I might have a play in the LAB and see if I can manage that by a prepend or something...

Reply to
Paul Matthews

Yes. I mean the same. You can see many in route-views archive. My question is "Is this a mistake?" or people can do this intentionally for some sort of _traffic engineering_.

Reply to
vijay

It should not "just happen" as the AS-PATH attribute is the primary loop prevention mechanism. if a BGP speaker sees an update with its own AS number in it, that update is dropped.

It is certainly possible to force it. I set three routers up in the lab with three separate AS nos.

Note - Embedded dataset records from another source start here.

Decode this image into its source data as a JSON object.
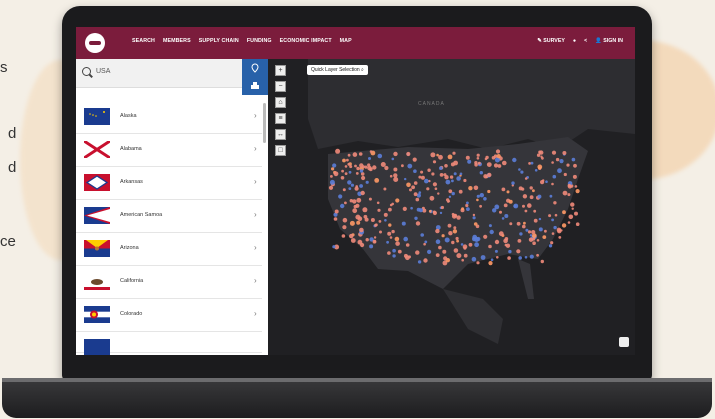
{
  "side_text": [
    "s",
    "d",
    "d",
    "ce"
  ],
  "header": {
    "nav": [
      "SEARCH",
      "MEMBERS",
      "SUPPLY CHAIN",
      "FUNDING",
      "ECONOMIC IMPACT",
      "MAP"
    ],
    "survey": "SURVEY",
    "sign_in": "SIGN IN"
  },
  "search": {
    "value": "USA"
  },
  "states": [
    {
      "label": "Alaska",
      "flag": "alaska"
    },
    {
      "label": "Alabama",
      "flag": "alabama"
    },
    {
      "label": "Arkansas",
      "flag": "arkansas"
    },
    {
      "label": "American Samoa",
      "flag": "american-samoa"
    },
    {
      "label": "Arizona",
      "flag": "arizona"
    },
    {
      "label": "California",
      "flag": "california"
    },
    {
      "label": "Colorado",
      "flag": "colorado"
    }
  ],
  "map": {
    "quick_selection": "Quick Layer Selection",
    "canada_label": "CANADA",
    "tool_icons": [
      "zoom-in-icon",
      "zoom-out-icon",
      "home-icon",
      "layers-icon",
      "measure-icon",
      "fullscreen-icon"
    ],
    "marker_colors": [
      "#f08a7a",
      "#5b7dd8",
      "#ff9966"
    ]
  },
  "colors": {
    "brand": "#7b1c3c",
    "accent": "#2861a9"
  }
}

R9 (9) was the originator, R2 (2) a transit SS and R3 (3) the end AS. Setting route maps on R2 out on the neighbor statement:

route-map loop permit 10 match ip address 10 set as-path prepend 10 11 12 11 12 11 12 ! ! route-map add permit 10 match ip address 10 set as-path prepend 2

router bgp 9 neighbor 10.20.29.2 route-map loop out

with the "add" route map. the update was dropped at R2 - as it thought i had already been through AS 2.

With the loop I got: r2#sh ip bgp

BGP table version is 9, local router ID is 10.45.45.4 Status codes: s suppressed, d damped, h history, * valid, > best, i - internal Origin codes: i - IGP, e - EGP, ? - incomplete

Network Next Hop Metric LocPrf Weight Path

*> 10.20.9.0/24 10.20.29.9 0 0 9 10 11 12 11 12 11 12 i

*> 10.35.35.0/24 10.20.23.3 0 0 3 i

on R2.

So I namaged to force it. I also got the following on R3:

3660-r3#sh ip bgp BGP table version is 5, local router ID is 10.35.35.3 Status codes: s suppressed, d damped, h history, * valid, > best, i - internal Origin codes: i - IGP, e - EGP, ? - incomplete

Network Next Hop Metric LocPrf Weight Path

*> 10.20.9.0/24 10.20.23.2 0 2 9 10 11 12 11 12 11 12 i *> 10.35.35.0/24 0.0.0.0 0 32768 i

So it was onwards advertised.

Why would we want to do that? TBH I am struggling a little. Listing an AS could be used as a rudimentary propagation control - "I want this go go everywhere but AS 9,10 and 11" kind of thing.

The path length can be used to select routes, but it is a pretty blunt instrument.

Reply to
Paul Matthews

Forgot to add - this *can* be turned off.